L’ancien ministre Abdullah Abdullah (à gauche) en compagnie du candidat proche du pouvoir sortant, Zalmai Rassoul. Omar Sobhani / Reuters
L'ancien ministre Abdullah Abdullah, arrivé largement en tête du premier tour de l'élection présidentielle en Afghanistan, a fait hier un nouveau pas vers la victoire en glanant le soutien d'un candidat proche du pouvoir sortant, Zalmai Rassoul. Âgé de 70 ans, ce proche du chef de l'État sortant Hamid Karzaï avait quitté fin 2013 ses fonctions de ministre des Affaires étrangères pour se lancer dans la course à la présidence. Au terme d'une campagne active, mais semblant parfois dénuée de passion, il avait terminé troisième du premier tour du 5 avril avec 11,5 % des voix, derrière M. Abdullah (44,9 %), et Ashraf Ghani (31,5 %), un ancien économiste de la Banque mondiale, selon les résultats préliminaires publiés fin avril.

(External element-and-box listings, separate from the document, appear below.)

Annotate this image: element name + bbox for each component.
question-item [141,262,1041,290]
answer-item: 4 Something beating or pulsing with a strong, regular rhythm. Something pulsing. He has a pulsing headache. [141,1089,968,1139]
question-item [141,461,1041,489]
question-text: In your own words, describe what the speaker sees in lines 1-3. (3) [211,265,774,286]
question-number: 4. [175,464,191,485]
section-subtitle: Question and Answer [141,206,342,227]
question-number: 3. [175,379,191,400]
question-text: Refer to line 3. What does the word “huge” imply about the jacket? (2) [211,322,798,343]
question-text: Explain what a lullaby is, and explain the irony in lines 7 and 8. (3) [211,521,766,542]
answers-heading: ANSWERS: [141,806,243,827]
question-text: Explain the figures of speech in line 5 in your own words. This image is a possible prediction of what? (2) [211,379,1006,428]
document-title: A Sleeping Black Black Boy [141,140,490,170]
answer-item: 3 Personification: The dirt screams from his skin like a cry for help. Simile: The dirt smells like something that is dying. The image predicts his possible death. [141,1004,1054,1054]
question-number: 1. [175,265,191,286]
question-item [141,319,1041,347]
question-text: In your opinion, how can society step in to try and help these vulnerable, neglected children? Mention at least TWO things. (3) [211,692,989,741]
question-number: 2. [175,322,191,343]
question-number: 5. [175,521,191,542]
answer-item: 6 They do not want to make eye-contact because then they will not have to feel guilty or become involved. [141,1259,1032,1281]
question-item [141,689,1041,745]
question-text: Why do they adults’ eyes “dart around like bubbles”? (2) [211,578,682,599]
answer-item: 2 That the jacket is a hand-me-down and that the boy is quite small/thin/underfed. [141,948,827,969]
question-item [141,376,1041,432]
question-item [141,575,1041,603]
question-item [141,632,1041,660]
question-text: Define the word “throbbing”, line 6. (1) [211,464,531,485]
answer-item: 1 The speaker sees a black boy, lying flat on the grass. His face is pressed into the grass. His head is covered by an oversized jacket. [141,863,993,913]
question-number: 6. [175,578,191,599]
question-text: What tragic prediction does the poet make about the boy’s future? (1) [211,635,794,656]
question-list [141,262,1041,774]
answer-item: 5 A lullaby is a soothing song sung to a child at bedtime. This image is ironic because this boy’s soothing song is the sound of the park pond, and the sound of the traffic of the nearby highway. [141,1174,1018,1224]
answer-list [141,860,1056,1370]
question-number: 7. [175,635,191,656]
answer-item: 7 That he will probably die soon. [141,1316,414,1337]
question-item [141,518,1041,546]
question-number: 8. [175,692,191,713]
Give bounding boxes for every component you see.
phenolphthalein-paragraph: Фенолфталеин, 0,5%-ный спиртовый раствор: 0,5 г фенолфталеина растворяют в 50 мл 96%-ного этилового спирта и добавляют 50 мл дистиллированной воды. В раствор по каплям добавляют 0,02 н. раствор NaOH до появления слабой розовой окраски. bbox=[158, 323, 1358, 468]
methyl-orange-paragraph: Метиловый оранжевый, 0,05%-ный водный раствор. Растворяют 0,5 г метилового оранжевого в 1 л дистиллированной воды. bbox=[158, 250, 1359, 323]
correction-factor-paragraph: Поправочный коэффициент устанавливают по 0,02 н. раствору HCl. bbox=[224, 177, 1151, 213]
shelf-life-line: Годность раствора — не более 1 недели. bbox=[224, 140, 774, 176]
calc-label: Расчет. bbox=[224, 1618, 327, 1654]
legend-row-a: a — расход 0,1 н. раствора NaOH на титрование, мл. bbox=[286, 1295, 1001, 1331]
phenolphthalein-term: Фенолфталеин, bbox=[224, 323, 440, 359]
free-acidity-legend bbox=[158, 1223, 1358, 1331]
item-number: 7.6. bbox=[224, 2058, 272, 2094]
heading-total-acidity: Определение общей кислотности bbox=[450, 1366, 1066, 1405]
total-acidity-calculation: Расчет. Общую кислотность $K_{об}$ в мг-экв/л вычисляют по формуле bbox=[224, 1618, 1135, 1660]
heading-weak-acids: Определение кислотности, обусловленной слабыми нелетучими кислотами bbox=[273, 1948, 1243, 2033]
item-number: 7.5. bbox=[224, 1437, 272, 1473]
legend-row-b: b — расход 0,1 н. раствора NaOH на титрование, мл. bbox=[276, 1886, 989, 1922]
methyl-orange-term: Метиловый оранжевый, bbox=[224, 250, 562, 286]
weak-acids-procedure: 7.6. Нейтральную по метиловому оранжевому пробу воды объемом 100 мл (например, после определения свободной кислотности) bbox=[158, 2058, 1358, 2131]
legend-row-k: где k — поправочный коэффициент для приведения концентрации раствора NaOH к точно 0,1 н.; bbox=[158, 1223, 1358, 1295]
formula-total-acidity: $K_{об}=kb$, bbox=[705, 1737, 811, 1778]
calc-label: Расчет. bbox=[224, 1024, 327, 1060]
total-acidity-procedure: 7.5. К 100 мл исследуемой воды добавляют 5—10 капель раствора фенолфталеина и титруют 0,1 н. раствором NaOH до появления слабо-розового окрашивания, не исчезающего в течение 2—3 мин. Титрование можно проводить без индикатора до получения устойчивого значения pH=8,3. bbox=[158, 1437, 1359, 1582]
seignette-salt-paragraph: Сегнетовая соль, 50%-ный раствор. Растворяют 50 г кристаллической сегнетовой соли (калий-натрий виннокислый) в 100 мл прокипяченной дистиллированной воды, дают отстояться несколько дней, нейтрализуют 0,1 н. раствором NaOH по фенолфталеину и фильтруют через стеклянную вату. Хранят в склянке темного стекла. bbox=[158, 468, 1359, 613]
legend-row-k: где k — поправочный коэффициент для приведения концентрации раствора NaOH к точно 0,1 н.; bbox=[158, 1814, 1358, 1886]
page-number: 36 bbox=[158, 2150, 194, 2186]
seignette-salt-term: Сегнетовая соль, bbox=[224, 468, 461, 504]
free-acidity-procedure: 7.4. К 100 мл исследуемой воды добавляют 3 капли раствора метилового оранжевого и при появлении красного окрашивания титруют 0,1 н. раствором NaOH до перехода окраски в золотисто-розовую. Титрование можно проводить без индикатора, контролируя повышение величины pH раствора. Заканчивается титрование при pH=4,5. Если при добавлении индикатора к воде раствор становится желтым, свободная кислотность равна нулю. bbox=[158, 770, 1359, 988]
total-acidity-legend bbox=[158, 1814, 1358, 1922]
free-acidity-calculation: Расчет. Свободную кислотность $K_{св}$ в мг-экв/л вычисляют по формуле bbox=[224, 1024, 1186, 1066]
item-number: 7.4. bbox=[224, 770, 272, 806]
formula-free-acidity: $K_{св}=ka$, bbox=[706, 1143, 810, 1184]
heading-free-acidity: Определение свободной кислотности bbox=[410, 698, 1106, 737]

Au total, huit candidats étaient en lice pour succéder à Hamid Karzaï, seul homme à avoir dirigé l'Afghanistan depuis la chute des talibans en 2001 et à qui la Constitution interdit de briguer un troisième mandat. Un second tour de la présidentielle opposant MM. Abdullah et Ghani pourrait avoir lieu à la mi-juin, après publication des résultats définitifs du premier tour dans les jours prochains qui devraient tenir compte des multiples plaintes pour fraudes formulées par les candidats.
« Pour le bien de l'unité nationale et la stabilité politique, je demande aux citoyens de voter pour le Dr Abdullah, pour que nous puissions remporter l'élection », a déclaré Zalmai Rassoul lors d'une conférence de presse à Kaboul. Présent à ses côtés, M. Abdullah, figure de l'opposition et ancien ministre des Affaires étrangères, a salué « un grand jour dans l'histoire de l'Afghanistan. Nous sommes désormais une seule et même équipe, déterminée à travailler avec sincérité et honnêteté pour remplir les engagements que nous avons pris auprès de la population », a assuré M. Abdullah, dont la candidature a des airs de revanche après la précédente élection présidentielle de 2009. Arrivé en deuxième position, il s'était retiré en dénonçant, comme nombre d'observateurs, des fraudes massives, entraînant la réélection de facto de M. Karzaï.
En théorie, le report des voix offre à M. Abdullah la possibilité d'atteindre la majorité absolue, le soutien de M. Rassoul lui permettant de conquérir une partie de l'électorat pachtoune, la population la plus importante en Afghanistan, surtout dans le sud du pays où il a réalisé ses plus mauvais scores. Un vainqueur pourrait être désigné avant l'heure à l'issue de négociations entre les candidats, mais aucun des favoris n'a encore publiquement évoqué cette possibilité.